"A year has passed and now we stand on the brink of returning to a world where we are surrounded by the paradox of everything and yet nothing being the same.
In no time at all we will reluctantly give our hugs and, fighting the tears, we will say goodbye to people who were once just names on a sheet of paper, to return to people that we hugged and fought tears to say goodbye to before we ever left.
We will leave our best friends, to return to our best friends.
We will go back to the places we came from, and go back to the same things we did last summer and every summer before, but with no idea how to proceed.
We will come into town on that same familiar road, and even though it has been a year, it will seem like only yesterday. As we walk into our old bedrooms, every emotion will pass through us as we reflect on the way our lives have change and the people we have become.
We will realize that the things that were most important to us a year ago, don’t seem to matter so much anymore, and the things we hold highest now, no one at home will ever understand.
Who will you call first? How will you explain your exchange year to your friends? What are you going to fill your time with now? What has everyone been up to in the past few months? And how long before you start really missing how people from your host country differ from home?
We start to realize how much things have changed, and that the hardest part of being an exchange student is balancing the two completely different worlds we now live in trying desperately to hold on to everything, every memory all while trying to understand what it all is we have to leave behind.
We know now the true meaning of friendship. We know who we have kept in touch with over the past year and who we hold dearest to our hearts. We’ve left our worlds to deal with the real world. We’ve had our hearts broken, we’ve fallen in love, we’ve helped our best friends overcome heartache, stress, and death.
We’ve had to helped through the same things as well and we’ve stayed up all night on the phone just to talk to a friend.
There have been times when we’ve felt so helpless being hours away from home when we knew our families or friends needed us the most, and there are times when we know we have made a difference. Just days from now we will leave. Just days from now we take down our pictures, and pack up our clothes.
No more walking into town just to take a walk. No more speaking our second language everyday. We will leave our friends whose random e-mails and phone calls brought us to laughter and tears.
We will take our memories and dreams and put them away for now, saving them for our return to that world. The world where we learned to grow up and be our own person.
Just days from now we will arrive. Just days from now we will unpack our bags and have dinner with our families.

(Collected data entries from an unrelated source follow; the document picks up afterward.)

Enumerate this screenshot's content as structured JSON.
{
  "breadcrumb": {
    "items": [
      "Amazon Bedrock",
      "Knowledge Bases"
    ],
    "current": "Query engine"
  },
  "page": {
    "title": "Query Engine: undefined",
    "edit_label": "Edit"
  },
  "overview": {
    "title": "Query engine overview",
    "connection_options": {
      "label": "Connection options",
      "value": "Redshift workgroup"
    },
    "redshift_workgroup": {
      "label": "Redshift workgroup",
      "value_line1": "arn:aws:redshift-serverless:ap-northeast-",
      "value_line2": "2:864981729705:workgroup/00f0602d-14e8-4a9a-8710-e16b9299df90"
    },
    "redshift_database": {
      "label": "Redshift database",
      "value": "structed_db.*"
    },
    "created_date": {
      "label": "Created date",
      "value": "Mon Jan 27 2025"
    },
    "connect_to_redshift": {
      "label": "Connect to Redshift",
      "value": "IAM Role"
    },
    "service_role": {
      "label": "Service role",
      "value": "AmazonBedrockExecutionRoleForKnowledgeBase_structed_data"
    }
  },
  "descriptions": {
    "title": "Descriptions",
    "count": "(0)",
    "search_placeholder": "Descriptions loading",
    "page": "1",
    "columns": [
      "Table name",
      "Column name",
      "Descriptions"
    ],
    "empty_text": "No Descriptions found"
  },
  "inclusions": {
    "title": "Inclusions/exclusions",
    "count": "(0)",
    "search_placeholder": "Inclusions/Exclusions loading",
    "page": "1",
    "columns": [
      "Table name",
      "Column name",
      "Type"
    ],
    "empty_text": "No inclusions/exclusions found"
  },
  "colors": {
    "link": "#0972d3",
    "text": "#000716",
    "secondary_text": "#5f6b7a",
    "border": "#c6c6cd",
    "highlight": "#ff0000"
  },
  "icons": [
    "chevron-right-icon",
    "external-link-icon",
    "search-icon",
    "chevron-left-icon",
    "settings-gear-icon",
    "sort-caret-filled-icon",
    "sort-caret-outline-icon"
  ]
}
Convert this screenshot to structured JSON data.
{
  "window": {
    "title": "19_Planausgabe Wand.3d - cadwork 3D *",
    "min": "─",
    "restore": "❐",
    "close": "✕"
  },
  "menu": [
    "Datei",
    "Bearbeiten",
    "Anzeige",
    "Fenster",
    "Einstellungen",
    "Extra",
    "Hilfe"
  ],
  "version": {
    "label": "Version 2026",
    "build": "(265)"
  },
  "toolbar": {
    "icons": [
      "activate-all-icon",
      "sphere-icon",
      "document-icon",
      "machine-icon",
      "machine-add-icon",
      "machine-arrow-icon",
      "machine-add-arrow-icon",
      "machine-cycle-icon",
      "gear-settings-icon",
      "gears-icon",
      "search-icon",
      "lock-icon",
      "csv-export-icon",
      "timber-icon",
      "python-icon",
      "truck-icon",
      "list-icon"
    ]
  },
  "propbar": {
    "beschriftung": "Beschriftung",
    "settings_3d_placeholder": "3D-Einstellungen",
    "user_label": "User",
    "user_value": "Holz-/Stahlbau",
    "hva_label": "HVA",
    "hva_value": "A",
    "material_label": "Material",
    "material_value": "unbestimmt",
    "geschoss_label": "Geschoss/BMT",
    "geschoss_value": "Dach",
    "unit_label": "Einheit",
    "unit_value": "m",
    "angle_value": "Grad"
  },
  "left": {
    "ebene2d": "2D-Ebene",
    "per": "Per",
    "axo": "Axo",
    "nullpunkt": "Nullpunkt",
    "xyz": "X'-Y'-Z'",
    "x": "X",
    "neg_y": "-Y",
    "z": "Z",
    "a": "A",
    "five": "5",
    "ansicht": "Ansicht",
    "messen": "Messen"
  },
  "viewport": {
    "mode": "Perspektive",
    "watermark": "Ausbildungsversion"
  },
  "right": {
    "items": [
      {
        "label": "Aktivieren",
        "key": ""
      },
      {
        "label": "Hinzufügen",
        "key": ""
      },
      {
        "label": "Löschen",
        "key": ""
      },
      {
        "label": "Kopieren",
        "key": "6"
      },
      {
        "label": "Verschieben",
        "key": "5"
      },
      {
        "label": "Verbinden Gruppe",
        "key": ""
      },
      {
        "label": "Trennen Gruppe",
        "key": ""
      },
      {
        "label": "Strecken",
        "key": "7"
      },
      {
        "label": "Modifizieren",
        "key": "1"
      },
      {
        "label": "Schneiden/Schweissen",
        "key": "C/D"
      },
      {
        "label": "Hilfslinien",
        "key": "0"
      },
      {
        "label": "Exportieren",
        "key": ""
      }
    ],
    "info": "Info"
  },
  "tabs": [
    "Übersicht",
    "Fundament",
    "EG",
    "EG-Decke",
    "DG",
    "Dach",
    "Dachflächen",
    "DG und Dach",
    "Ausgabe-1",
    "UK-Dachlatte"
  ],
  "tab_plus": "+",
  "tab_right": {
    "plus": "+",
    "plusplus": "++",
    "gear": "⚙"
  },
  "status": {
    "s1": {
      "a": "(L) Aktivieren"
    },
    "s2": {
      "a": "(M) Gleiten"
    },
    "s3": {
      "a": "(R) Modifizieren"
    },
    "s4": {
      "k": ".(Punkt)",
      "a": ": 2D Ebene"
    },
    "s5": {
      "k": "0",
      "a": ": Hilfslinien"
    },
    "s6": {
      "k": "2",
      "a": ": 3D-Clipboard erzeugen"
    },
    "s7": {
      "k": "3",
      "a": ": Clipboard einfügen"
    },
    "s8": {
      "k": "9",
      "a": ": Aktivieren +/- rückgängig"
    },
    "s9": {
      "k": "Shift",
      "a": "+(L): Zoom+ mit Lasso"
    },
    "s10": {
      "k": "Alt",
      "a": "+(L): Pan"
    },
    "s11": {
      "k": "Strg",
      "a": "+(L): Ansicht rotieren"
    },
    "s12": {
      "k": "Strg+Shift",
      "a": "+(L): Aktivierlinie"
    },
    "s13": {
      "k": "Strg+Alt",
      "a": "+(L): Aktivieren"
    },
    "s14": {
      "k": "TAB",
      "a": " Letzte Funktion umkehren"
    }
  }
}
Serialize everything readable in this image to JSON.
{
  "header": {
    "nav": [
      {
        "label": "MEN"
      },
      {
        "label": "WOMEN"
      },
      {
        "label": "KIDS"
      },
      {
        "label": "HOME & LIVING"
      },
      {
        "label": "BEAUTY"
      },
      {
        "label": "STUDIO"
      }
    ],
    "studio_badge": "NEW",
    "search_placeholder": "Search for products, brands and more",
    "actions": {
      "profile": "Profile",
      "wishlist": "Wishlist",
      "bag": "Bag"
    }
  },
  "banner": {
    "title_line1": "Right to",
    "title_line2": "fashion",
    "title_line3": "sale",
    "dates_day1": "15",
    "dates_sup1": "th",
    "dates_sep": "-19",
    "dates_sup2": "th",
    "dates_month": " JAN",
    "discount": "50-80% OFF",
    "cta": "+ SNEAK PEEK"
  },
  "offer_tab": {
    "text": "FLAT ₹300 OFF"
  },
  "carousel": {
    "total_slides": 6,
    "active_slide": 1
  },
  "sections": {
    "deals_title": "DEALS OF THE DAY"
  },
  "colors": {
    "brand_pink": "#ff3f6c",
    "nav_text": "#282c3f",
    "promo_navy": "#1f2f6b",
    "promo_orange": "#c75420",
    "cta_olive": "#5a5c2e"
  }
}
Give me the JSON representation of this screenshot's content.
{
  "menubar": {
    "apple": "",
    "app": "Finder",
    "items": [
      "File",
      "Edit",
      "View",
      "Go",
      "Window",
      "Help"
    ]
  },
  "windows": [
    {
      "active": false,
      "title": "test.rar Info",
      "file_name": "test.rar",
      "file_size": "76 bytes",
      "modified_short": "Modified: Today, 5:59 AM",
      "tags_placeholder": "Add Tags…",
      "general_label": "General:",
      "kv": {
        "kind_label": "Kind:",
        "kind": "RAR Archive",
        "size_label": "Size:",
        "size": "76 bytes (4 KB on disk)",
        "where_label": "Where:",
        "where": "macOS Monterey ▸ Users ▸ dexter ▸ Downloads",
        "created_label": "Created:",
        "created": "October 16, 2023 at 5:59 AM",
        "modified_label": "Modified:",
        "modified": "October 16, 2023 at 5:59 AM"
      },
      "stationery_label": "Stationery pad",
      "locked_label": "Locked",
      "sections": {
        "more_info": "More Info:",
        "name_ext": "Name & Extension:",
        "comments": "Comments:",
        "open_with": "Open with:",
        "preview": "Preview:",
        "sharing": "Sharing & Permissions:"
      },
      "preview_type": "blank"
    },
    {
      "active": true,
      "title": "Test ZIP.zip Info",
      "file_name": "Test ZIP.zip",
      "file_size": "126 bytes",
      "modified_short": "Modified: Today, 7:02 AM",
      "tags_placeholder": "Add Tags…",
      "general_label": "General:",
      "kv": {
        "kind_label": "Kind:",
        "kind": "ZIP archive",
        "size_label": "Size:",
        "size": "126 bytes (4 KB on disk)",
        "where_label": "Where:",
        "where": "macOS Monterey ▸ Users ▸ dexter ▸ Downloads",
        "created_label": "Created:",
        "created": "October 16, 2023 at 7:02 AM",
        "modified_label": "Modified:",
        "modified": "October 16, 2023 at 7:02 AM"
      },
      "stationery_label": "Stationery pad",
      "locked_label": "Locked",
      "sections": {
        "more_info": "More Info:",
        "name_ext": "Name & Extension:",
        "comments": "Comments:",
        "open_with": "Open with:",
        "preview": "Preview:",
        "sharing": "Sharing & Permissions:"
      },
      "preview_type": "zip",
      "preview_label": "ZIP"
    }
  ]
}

We will return to the same friends whose random e-mails and phone calls brought us to laughter and tears over the year.
We will unpack old dreams and memories that have just been put away for the past year.
In just days we will dig deep inside to find the strength and conviction to adjust to change and still keep each other close.
And somehow, in some way, we will find our place between these two worlds. In just days. "
Ich finde, dass passt perfekt. Mir kamen echt die Tränen als ich das gesehen habe. Es passt einfach so perfekt.